The fact that the footwear known as “Crocs” is described as a foam clog perhaps says it all. It’s the shoe that people seem to love to hate or hate to love. The design makes sense once you know that Crocs clogs were developed as a boating shoe. The closed top avoids stubbed toes and the holes are for easy drainage of water. Plus, the foam resin from which they are made, is waterproof and easy to clean. However, back in 2002 when they were first launched, the general consensus was that they were pretty ugly.
While the growth of the company might have seemed like a slow burn, in 2016, British fashion designer, Christopher Kane, had his models at the London Fashion Week runway show, wear Crocs. Other fashion designers wanted to get in on the Crocs action and collaborations began. The ugly duckling might still seem ugly to many but it was emerging into the world as a swan.

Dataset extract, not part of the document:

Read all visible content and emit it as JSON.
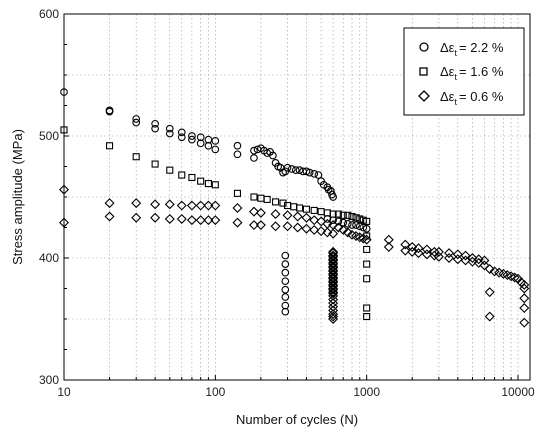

In the world of intellectual property, it is often said that with fame comes counterfeits. Of course, to protect rights, you need to have them first. In 2003, Crocs, Inc filed its first application in the US for registration of CROCS for lightweight slip-resistant footwear. Other word marks followed for names such as MAD CROC, BEACH and CROCS CHAMELEON. Then, in 2016, Crocs, Inc obtained its first registration for the shape of its original clog. By now, knowing that the clog was more than a boating shoe, the trade mark specification included ballet slippers, bedroom slippers and sandals.
As the clogs grew in popularity, the trade mark portfolio built up by Crocs allowed it to go on the offensive against alleged counterfeiters. In June 2021, Crocs, Inc filed a complaint with the US International Trade Commission (ITC) requesting an investigation into the importation of “certain casual footwear and packaging thereof” which Crocs, Inc claimed infringed one or more of its registered trade marks. Crocs, Inc wanted the footwear imported by these companies stopped. The 23 companies the subject of the complaint included Skechers USA, Inc, Hobby Lobby Stores, Inc and Loeffler Randall Inc.

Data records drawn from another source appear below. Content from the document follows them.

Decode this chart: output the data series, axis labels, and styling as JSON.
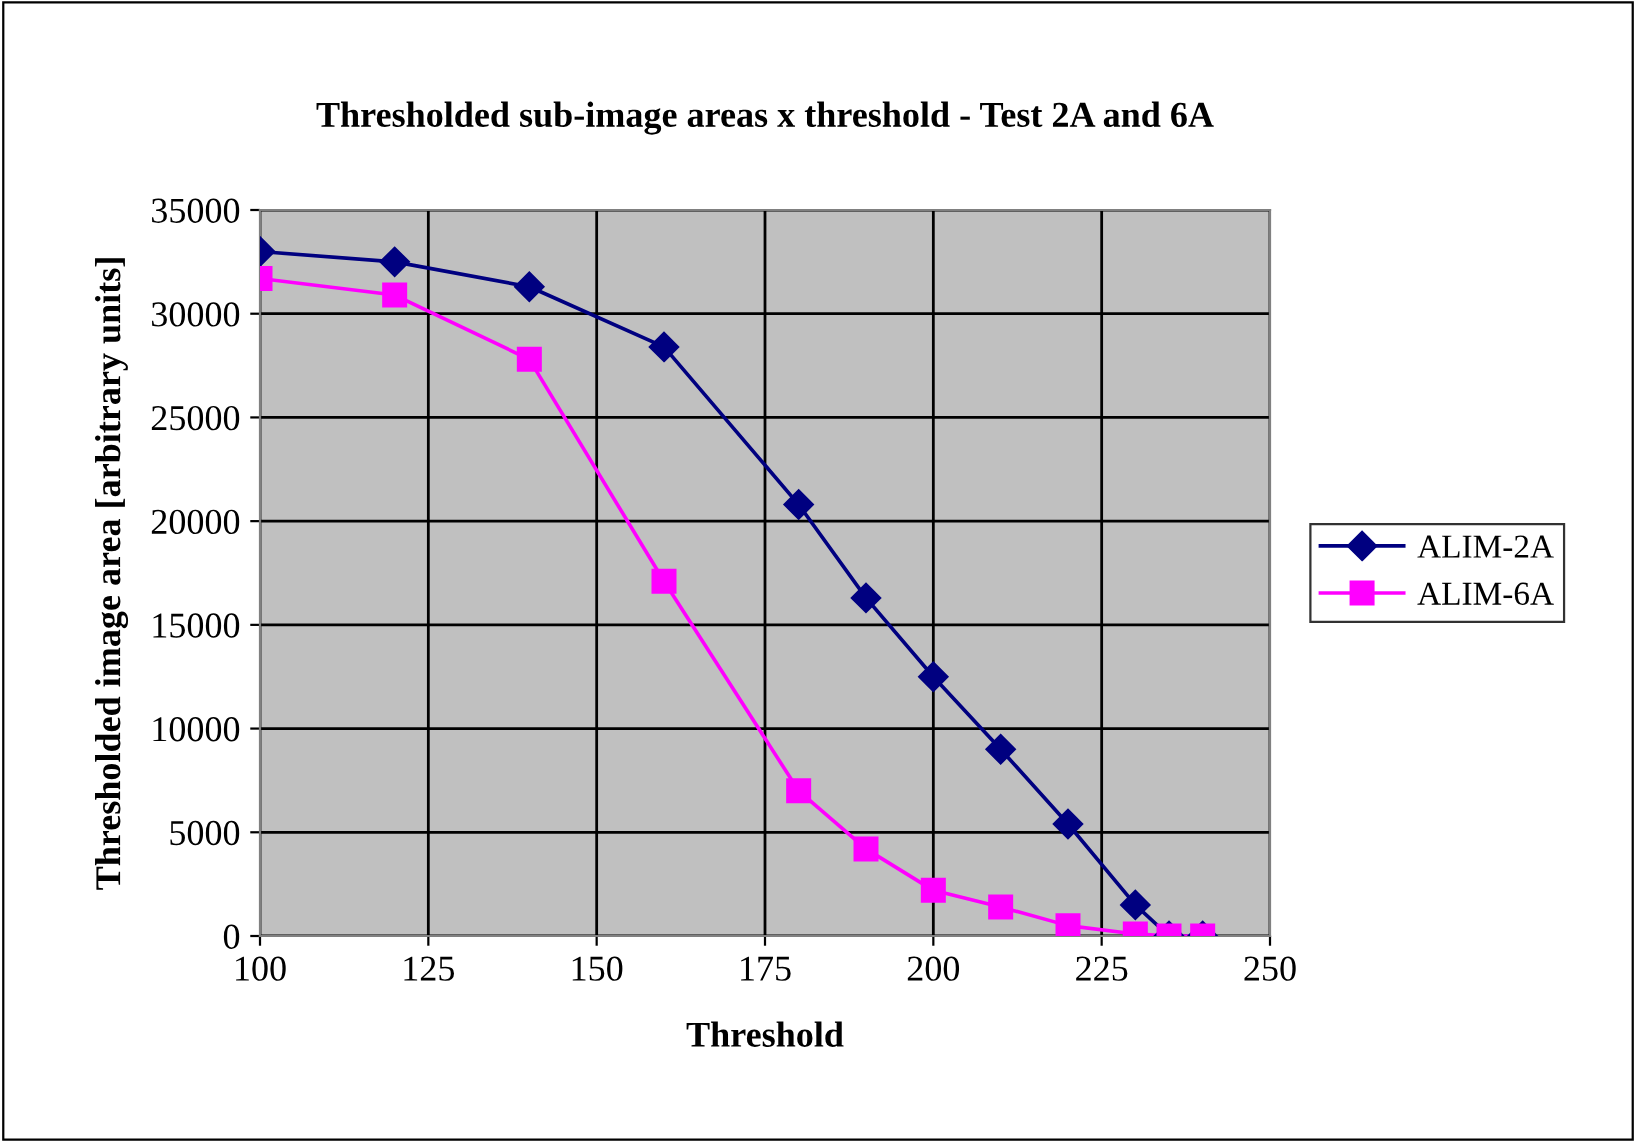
{
  "chart_data": {
    "type": "line",
    "title": "Thresholded sub-image areas x threshold - Test 2A and 6A",
    "xlabel": "Threshold",
    "ylabel": "Thresholded image area [arbitrary units]",
    "series": [
      {
        "name": "ALIM-2A",
        "color": "#000080",
        "marker": "diamond",
        "x": [
          100,
          120,
          140,
          160,
          180,
          190,
          200,
          210,
          220,
          230,
          235,
          240
        ],
        "values": [
          33000,
          32500,
          31300,
          28400,
          20800,
          16300,
          12500,
          9000,
          5400,
          1500,
          0,
          0
        ]
      },
      {
        "name": "ALIM-6A",
        "color": "#ff00ff",
        "marker": "square",
        "x": [
          100,
          120,
          140,
          160,
          180,
          190,
          200,
          210,
          220,
          230,
          235,
          240
        ],
        "values": [
          31700,
          30900,
          27800,
          17100,
          7000,
          4200,
          2200,
          1400,
          500,
          100,
          0,
          0
        ]
      }
    ],
    "xlim": [
      100,
      250
    ],
    "xticks": [
      100,
      125,
      150,
      175,
      200,
      225,
      250
    ],
    "ylim": [
      0,
      35000
    ],
    "yticks": [
      0,
      5000,
      10000,
      15000,
      20000,
      25000,
      30000,
      35000
    ],
    "grid": true,
    "legend": "right",
    "line_style": "solid"
  }
}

In July 2021, Crocs, Inc started proceedings in the US against over 20 companies including many of the companies in the ITC complaint and adding on the US department store chain, Walmart. Some of the companies named in these proceedings, like Skechers USA, Inc, reached a settlement with Crocs, Inc which also resulted in the ITC investigation against them being terminated.
Just recently, Crocs, Inc commenced a proceeding against Daiso Industries Co. Ltd, the Japanese company known all around the world for its 100-yen (about USD0.74 or AUD1.07) shops. Crocs, Inc has taken aim at Daiso’s Causal Sandals for Men and Line Casual Clog, as being unauthorised copies of Crocs, Inc’s clog silhouette.
Closer to home, on 25 August 2021, Crocs, Inc and Crocs Australia Pty Ltd, commenced a proceeding against Mosaic Brands Limited. Mosaic Brands, formerly known as Noni B Limited, is a large Australian fashion clothing retailer in Australia. Brands under its umbrella include Rivers, Noni B, Katies and W. Lane. The applicants’ claims are against Rivers for trade mark infringement and misleading and deceptive conduct. In Australia, Crocs, Inc has a number of registered trade marks including for the shape of its clog. Rivers is still selling its Rivers Clog (right), although with winter in full swing, they seem to be part of the sale range. The proceeding is back before the Federal Court on 11 August 2022 for a case management hearing and we look forward to the next instalment of the Crocs story.
Love them or hate them, there’s no denying their popularity and it looks like Crocs are here to stay. Maybe, just maybe, it’s time we bought a pair? Hmm…we’ll have to think about that.